The media landscape has changed so much over the past decade or so that that only very few media outlets can pretend to keep up this charade. With most newspapers and magazines either doing away with their arts writers altogether, or merging the reviewing and feature-writing functions into one job description, the “critical distance” proposition is becoming almost entirely untenable.
Instead of fretting about the “loss of objectivity” within the arts writing realm, I propose that the arts journalism community should take a different approach to dealing with the issue. Instead of shrinking away from the problem of interfacing with artists and then writing about them, I think critics should embrace the privilege of their new-found “insider knowledge” and challenge themselves to write with clarity, wit and understanding in spite of it all.
Objectivity is a sham anyway. Even those critics that wear hats and sunglasses when they go to a theatre and rush out during the applause still come to every arts experience with their internal prejudices.

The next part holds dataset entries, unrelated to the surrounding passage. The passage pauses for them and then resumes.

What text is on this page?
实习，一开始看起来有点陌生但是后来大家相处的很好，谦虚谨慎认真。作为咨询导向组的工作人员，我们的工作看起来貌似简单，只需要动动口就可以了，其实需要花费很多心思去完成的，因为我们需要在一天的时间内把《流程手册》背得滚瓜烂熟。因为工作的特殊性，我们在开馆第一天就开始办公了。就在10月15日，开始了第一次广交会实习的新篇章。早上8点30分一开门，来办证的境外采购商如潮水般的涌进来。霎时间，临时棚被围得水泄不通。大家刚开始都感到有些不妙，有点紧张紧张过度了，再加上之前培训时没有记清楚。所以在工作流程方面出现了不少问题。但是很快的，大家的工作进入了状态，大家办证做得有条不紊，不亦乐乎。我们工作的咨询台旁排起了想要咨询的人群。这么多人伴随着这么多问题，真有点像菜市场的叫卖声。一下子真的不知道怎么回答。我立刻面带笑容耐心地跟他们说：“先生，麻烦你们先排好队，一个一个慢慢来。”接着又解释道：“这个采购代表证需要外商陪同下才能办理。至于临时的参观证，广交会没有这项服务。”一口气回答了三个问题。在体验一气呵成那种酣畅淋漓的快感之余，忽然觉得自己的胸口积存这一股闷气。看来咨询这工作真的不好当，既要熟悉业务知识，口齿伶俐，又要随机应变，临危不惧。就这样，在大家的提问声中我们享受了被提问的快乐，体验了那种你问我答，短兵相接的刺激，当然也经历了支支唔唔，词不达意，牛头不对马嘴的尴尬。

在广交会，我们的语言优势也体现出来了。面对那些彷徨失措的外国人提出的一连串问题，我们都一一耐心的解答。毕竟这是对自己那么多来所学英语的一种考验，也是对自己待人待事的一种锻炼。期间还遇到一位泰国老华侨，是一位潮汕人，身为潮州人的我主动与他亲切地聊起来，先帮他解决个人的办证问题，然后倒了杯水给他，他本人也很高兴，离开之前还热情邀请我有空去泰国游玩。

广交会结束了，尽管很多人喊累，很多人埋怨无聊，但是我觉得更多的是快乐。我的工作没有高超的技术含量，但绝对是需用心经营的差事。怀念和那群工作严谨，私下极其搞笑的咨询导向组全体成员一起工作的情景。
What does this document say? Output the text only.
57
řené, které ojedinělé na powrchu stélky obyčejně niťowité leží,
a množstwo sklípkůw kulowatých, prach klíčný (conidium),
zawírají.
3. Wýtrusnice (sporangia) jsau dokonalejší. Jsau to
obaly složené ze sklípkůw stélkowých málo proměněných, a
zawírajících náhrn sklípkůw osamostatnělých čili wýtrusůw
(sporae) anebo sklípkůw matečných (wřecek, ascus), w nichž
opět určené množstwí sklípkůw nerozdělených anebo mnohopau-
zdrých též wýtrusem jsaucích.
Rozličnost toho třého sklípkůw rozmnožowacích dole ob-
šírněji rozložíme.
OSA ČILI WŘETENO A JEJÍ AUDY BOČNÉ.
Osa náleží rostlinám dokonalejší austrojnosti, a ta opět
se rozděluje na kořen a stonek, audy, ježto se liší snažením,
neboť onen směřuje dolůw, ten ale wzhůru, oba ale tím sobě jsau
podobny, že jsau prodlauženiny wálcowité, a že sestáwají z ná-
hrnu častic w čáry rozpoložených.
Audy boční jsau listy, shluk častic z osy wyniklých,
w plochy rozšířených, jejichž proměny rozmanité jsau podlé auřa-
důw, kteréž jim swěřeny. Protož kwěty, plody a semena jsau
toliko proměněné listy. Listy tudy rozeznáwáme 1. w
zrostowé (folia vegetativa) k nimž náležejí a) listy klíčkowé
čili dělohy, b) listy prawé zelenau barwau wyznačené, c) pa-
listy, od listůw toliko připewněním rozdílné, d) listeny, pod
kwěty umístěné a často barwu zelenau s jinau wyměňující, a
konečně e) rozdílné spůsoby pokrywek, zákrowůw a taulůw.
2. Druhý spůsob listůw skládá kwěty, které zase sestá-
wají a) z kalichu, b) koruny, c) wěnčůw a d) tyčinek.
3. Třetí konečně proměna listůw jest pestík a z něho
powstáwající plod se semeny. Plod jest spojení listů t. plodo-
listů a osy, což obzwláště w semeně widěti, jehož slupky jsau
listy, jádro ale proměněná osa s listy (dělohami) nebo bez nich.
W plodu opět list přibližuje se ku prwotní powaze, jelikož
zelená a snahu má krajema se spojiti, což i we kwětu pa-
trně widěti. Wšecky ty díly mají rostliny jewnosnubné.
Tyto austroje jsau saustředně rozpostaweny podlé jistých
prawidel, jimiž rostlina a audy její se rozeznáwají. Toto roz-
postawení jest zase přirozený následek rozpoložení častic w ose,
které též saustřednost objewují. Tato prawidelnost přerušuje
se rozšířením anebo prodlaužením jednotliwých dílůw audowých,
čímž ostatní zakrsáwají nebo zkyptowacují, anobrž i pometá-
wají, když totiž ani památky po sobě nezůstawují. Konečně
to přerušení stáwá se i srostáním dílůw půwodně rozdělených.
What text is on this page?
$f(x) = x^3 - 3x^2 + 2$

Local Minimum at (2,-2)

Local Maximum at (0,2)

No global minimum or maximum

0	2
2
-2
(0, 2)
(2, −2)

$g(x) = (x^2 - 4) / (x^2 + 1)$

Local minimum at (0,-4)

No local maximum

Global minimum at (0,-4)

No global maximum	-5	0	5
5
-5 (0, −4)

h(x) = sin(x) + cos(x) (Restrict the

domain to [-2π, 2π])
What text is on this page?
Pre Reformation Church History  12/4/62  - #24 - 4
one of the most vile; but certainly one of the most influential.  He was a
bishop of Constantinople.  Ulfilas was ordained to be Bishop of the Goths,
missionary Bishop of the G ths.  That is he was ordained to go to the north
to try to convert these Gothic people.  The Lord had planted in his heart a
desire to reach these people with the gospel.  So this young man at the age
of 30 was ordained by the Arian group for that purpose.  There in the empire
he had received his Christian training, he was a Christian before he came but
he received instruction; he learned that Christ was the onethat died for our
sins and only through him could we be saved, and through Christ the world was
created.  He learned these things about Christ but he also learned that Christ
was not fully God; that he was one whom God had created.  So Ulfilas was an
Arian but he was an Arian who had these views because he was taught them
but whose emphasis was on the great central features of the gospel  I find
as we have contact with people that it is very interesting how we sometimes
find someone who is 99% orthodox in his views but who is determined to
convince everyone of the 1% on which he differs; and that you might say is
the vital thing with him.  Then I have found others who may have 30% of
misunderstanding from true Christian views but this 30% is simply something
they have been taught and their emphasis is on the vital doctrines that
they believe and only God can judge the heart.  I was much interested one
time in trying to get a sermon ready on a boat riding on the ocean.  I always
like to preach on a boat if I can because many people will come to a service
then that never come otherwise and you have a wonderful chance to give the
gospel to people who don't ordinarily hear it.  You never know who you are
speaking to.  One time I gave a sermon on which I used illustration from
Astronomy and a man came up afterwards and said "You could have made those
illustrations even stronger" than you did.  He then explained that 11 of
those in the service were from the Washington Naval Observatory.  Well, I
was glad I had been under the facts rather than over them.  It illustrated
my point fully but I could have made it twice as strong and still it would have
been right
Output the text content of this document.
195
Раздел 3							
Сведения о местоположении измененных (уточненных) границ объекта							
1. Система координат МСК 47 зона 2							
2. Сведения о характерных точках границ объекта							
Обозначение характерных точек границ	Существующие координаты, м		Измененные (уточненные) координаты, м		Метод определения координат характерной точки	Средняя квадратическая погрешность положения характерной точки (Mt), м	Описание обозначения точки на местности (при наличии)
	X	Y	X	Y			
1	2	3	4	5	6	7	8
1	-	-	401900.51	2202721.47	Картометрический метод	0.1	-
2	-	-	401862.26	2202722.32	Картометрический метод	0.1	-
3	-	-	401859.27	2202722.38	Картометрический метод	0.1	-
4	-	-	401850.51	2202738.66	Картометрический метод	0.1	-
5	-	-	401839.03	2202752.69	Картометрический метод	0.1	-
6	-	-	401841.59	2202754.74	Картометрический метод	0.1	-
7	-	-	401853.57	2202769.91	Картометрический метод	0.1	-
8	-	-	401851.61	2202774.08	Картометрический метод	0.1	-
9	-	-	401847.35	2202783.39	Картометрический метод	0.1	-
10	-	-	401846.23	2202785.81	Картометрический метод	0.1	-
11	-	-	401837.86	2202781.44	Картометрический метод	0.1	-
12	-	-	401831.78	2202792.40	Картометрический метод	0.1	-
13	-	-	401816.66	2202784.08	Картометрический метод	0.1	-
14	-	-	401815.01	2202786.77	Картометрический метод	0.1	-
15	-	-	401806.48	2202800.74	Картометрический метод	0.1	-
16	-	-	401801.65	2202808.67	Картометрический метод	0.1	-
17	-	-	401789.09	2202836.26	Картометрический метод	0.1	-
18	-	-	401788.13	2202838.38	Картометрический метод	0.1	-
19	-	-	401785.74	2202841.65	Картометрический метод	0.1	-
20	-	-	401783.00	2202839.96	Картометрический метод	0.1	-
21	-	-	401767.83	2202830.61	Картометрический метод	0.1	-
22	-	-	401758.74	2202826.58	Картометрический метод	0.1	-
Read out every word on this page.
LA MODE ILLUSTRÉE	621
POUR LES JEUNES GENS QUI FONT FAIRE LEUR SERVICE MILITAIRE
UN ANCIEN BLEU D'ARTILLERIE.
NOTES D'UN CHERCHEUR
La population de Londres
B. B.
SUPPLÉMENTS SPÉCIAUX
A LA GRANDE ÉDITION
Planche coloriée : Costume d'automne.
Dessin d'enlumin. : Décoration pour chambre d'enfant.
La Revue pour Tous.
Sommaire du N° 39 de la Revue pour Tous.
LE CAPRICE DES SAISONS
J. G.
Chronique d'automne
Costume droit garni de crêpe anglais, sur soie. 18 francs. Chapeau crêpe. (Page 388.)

We need to accept that the landscape is changing. There’s no reason why we shouldn’t be able to harness the new reality to deliver smarter, deeper and more committed writing about the arts. We shouldn’t be afraid of getting our hands dirty while we’re at it. Writing less than positively in response to a piece of art when you’ve gotten to know an artist a little bit isn’t much fun. But if we do it well, and with compassion at our core, then I believe we’ve performed a valuable service for our readers and maybe, though it seems unlikely at first, even for the artists too.